Passemos à frente das insinuações de que V/Exa foi 1º Ministro de Portugal durante mais de dez anos, época em que V/Exa vendeu as nossa pescas, a nossa agricultura, a nossa indústria a troco dos milhões da CEE, milhões que, ao contrário do que seria desejável, não serviram para qualquer modernização ou reforma do nosso País mas sim para encher os bolsos de alguns, curiosamente seus correligionários, senão mesmo, seus amigos. Acredito que esse tempo que vivemos sob o comando de V/Exa e que tanto mal nos fez foi apenas fruto de incompetência o que, sendo lamentável, não é crime, os crimes foram praticados por aqueles que se encheram à custa do regabofe, perdoe-me o popularismo, que se viveu nessa época e que, curiosamente, ou talvez não, continuam sem prestar contas à justiça.
Entremos então no que mais me choca, porque nesses outros comentários, a maioria dos quais anónimos mas alguns assinados, é a honestidade de V/Exa que é posta em causa e eu não quero que o Presidente da República do meu país seja o indivíduo que alguns propalam pois que entendo que o cargo só pode ser ocupado por alguém em quem os portugueses se revejam como símbolo de coerência e honestidade, é assim que penso que nesta carta presto um favor a V/Exa, pois que respondendo às questões que vou colocar, findarão de vez as maledicências que, quero acreditar, são os escritos que por aí circulam.


1ª Questão:

Circula por aí um "escrito" que afirma que V/Exa, professor da Universidade Nova de Lisboa, após ser ministro das finanças, foi convidado para professor da Universidade Católica, cargo que aceitou sem se ter desvinculado da Nova o que motivou que lhe fosse movido um processo disciplinar por faltar injustificadamente às aulas da Nova, processo esse conducente ao despedimento com justa causa, que se teria perdido no gabinete do então ministro da educação, a quem competiria o despacho final, João de Deus Pinheiro, seu amigo e beneficiado depois de V/Exa ascender a 1º Ministro com o lugar de comissário europeu, lugar que desempenhou tão eficazmente que o levou a ficar conhecido como "comissário do golfe".


Pergunta directa:

Foi ou não movido a V/Exa um processo disciplinar enquanto professor da Universidade Nova de Lisboa ?

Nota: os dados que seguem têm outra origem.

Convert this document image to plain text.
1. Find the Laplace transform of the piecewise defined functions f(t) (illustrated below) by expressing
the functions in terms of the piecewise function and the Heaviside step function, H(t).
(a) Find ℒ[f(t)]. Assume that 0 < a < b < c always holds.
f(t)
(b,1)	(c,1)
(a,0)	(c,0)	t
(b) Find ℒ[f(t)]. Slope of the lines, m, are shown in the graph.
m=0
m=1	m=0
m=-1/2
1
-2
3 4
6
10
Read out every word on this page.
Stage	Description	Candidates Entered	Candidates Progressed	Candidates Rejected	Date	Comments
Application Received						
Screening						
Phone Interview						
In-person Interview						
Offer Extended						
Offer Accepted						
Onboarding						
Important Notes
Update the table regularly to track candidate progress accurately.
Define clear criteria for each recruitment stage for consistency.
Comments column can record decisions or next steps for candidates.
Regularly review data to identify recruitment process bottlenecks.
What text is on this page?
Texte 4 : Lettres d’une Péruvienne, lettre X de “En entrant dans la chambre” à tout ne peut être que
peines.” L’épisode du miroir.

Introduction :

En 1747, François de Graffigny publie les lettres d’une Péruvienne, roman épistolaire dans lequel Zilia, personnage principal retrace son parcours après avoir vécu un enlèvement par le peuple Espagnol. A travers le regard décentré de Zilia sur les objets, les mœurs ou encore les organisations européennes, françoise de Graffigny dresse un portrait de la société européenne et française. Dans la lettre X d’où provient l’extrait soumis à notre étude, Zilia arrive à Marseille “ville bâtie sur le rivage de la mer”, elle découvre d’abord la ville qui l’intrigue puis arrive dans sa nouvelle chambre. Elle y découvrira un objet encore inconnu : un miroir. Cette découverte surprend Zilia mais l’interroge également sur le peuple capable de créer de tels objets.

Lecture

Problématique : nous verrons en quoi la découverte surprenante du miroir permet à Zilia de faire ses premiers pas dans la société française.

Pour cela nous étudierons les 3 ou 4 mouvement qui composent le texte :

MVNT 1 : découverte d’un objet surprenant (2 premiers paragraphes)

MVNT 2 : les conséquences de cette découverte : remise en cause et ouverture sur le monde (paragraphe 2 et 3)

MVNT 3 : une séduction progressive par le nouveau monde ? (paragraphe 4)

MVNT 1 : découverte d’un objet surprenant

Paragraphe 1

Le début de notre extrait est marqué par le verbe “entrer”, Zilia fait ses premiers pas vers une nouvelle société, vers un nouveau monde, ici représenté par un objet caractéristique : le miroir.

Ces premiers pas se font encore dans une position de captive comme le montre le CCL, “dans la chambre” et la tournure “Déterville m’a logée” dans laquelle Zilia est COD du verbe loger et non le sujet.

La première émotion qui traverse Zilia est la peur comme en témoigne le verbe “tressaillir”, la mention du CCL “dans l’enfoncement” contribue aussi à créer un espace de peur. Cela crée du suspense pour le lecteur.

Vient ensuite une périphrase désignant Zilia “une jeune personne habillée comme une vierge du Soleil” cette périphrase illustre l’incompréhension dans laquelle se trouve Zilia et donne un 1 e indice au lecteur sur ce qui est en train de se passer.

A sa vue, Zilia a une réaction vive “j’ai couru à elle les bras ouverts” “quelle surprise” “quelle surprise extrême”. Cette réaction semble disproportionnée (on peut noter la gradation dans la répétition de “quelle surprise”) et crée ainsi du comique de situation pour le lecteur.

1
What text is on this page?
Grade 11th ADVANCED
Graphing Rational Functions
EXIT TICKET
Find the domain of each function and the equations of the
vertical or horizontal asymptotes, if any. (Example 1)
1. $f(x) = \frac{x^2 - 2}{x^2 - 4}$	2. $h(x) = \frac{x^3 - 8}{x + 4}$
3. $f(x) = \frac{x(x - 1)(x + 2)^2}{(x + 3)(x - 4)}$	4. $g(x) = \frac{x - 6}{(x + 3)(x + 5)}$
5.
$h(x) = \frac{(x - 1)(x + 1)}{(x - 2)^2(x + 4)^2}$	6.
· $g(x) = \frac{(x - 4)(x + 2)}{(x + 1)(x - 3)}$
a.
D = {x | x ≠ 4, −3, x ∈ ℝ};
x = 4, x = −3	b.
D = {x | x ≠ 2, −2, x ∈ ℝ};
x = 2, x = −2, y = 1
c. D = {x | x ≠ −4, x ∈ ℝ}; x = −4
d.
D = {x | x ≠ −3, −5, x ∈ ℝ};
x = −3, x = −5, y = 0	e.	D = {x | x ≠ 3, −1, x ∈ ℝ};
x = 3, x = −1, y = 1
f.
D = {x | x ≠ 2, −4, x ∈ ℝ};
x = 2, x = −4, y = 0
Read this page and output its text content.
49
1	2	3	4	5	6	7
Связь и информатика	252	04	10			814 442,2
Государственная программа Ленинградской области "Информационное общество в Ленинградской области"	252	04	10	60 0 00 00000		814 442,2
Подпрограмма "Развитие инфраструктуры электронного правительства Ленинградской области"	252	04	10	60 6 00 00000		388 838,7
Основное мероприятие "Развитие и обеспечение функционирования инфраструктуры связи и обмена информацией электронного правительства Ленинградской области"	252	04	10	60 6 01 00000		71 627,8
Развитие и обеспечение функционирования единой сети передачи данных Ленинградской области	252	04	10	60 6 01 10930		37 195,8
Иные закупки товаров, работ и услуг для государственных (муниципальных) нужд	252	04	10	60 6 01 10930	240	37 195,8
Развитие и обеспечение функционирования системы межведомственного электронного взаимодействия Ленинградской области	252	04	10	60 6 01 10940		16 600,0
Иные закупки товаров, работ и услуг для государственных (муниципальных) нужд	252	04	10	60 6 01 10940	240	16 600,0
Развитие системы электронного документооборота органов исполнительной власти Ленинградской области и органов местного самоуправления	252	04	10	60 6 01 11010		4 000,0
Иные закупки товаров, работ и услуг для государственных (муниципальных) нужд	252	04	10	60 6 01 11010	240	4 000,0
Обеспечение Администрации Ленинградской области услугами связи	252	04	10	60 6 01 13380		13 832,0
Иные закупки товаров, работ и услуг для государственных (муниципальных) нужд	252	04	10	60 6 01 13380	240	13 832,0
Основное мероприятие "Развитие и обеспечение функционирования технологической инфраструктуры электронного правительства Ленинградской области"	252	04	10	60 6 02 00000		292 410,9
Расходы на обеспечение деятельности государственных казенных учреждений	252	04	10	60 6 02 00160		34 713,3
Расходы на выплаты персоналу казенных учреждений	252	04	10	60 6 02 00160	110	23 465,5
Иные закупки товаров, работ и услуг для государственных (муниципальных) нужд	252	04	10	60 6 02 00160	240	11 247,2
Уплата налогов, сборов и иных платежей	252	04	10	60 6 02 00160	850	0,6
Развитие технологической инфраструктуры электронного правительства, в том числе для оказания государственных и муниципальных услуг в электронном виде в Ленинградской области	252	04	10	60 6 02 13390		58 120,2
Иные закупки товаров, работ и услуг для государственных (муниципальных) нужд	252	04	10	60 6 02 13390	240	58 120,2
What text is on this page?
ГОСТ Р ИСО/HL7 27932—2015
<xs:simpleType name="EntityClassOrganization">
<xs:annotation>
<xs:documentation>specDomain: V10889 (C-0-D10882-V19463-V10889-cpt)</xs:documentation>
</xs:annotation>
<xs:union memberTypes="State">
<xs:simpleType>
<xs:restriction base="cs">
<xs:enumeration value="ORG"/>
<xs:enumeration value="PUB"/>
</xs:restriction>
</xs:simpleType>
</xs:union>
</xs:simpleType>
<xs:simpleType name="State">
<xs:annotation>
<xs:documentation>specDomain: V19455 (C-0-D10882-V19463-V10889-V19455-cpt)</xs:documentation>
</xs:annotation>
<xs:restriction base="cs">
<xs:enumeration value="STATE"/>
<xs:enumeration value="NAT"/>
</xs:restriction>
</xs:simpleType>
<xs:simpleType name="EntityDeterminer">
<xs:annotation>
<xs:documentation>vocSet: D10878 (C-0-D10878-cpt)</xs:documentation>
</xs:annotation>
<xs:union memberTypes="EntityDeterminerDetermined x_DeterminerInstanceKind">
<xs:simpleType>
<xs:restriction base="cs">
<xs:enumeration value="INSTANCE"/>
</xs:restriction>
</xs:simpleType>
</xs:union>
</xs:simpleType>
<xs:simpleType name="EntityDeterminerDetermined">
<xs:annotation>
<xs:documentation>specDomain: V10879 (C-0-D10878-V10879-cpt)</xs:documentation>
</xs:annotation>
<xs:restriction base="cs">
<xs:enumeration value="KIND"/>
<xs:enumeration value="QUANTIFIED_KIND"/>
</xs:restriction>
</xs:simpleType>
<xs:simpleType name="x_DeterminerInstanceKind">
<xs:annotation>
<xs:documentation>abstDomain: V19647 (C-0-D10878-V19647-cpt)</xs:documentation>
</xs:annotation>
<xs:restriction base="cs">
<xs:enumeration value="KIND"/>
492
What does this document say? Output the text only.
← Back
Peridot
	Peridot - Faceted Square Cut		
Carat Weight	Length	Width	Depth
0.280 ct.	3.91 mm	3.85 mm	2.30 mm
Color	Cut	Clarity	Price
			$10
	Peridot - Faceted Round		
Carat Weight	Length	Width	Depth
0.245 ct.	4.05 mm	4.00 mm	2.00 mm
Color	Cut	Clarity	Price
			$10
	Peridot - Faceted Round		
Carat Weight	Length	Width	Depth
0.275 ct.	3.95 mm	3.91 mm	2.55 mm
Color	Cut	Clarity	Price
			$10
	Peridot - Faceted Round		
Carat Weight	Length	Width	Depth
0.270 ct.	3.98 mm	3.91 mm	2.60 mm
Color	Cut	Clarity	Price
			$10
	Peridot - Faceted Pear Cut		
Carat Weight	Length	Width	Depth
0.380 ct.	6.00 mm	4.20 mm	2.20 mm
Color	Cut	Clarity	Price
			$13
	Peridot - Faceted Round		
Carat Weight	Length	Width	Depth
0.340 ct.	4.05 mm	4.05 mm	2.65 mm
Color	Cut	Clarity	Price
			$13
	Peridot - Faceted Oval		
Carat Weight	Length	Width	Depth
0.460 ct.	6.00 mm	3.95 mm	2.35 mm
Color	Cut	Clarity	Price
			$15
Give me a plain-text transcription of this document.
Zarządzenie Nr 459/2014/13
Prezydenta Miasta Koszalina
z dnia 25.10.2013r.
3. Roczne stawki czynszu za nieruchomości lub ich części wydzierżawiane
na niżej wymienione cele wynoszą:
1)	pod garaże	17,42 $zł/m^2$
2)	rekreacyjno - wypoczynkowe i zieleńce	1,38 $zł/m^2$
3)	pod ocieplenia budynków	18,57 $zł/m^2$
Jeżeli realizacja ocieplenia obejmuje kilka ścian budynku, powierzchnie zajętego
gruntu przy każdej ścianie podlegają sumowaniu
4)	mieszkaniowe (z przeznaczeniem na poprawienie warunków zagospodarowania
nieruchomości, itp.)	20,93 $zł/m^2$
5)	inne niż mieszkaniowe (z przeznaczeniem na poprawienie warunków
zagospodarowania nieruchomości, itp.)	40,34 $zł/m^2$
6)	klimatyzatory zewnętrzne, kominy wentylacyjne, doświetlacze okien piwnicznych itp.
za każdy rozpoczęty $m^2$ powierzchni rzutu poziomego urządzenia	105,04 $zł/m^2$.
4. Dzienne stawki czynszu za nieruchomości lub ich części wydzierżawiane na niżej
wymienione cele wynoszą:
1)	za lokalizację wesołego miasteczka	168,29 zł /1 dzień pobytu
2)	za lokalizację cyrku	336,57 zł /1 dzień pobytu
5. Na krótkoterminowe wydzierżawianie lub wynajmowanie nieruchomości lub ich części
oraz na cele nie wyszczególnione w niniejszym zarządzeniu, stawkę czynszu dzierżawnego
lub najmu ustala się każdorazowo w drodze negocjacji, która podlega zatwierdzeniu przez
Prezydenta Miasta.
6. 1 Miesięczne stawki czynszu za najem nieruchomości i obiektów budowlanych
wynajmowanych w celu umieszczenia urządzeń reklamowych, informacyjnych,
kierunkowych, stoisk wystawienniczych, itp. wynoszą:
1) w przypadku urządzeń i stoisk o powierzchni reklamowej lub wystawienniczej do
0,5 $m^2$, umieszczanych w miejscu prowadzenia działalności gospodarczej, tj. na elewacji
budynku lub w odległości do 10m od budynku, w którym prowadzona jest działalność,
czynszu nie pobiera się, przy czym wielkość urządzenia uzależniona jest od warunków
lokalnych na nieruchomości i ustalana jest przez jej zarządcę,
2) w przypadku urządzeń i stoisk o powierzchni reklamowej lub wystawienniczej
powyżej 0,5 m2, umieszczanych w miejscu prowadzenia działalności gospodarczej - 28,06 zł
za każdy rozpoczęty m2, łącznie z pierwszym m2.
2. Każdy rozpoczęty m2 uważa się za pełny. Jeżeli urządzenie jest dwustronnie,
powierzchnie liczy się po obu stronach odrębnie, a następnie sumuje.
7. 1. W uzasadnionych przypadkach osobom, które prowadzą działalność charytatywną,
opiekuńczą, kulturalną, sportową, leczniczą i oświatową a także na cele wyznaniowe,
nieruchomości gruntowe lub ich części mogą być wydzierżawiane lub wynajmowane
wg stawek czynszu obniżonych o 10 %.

Se a resposta for afirmativa, qual o resultado desse processo ?
Se a resposta for negativa é evidente que todas as informações que andam por aí a circular carecem de fundamento.


2ª Questão:

Circulam por aí vários escritos sobre a regularidade da transacção de acções do BPN que V/Exa adquiriu. Sendo certo que as referidas acções não estavam cotadas em bolsa e portanto só poderiam ser transaccionadas por contactos directos, vulgo boca a boca, faço sobre a matéria várias perguntas:

1ª - Quem aconselhou a V/Exa tal investimento ?
2ª- A quem adquiriu V/Exa as referidas acções ?
3ª- Em que data, de que forma e a quem vendeu V/Exa as acções ?
4ª- Sendo V/Exa um renomado economista, não estranhou um lucro de 140% numa aplicação de tão curto prazo ?


3ª Questão

Tendo em atenção o que por aí circula sobre a Casa da Coelha, limito-me a fazer perguntas:

1ª- É ou não, verdade, que o negócio entre a casa de Albufeira e a casa da Coelha foi feito como permuta de imóveis do mesmo valor para evitar pagamento de impostos ?
2ª- Se já foi saldada ao estado a diferença de impostos com que atraso em relação à escritura se processou a referida regularização ?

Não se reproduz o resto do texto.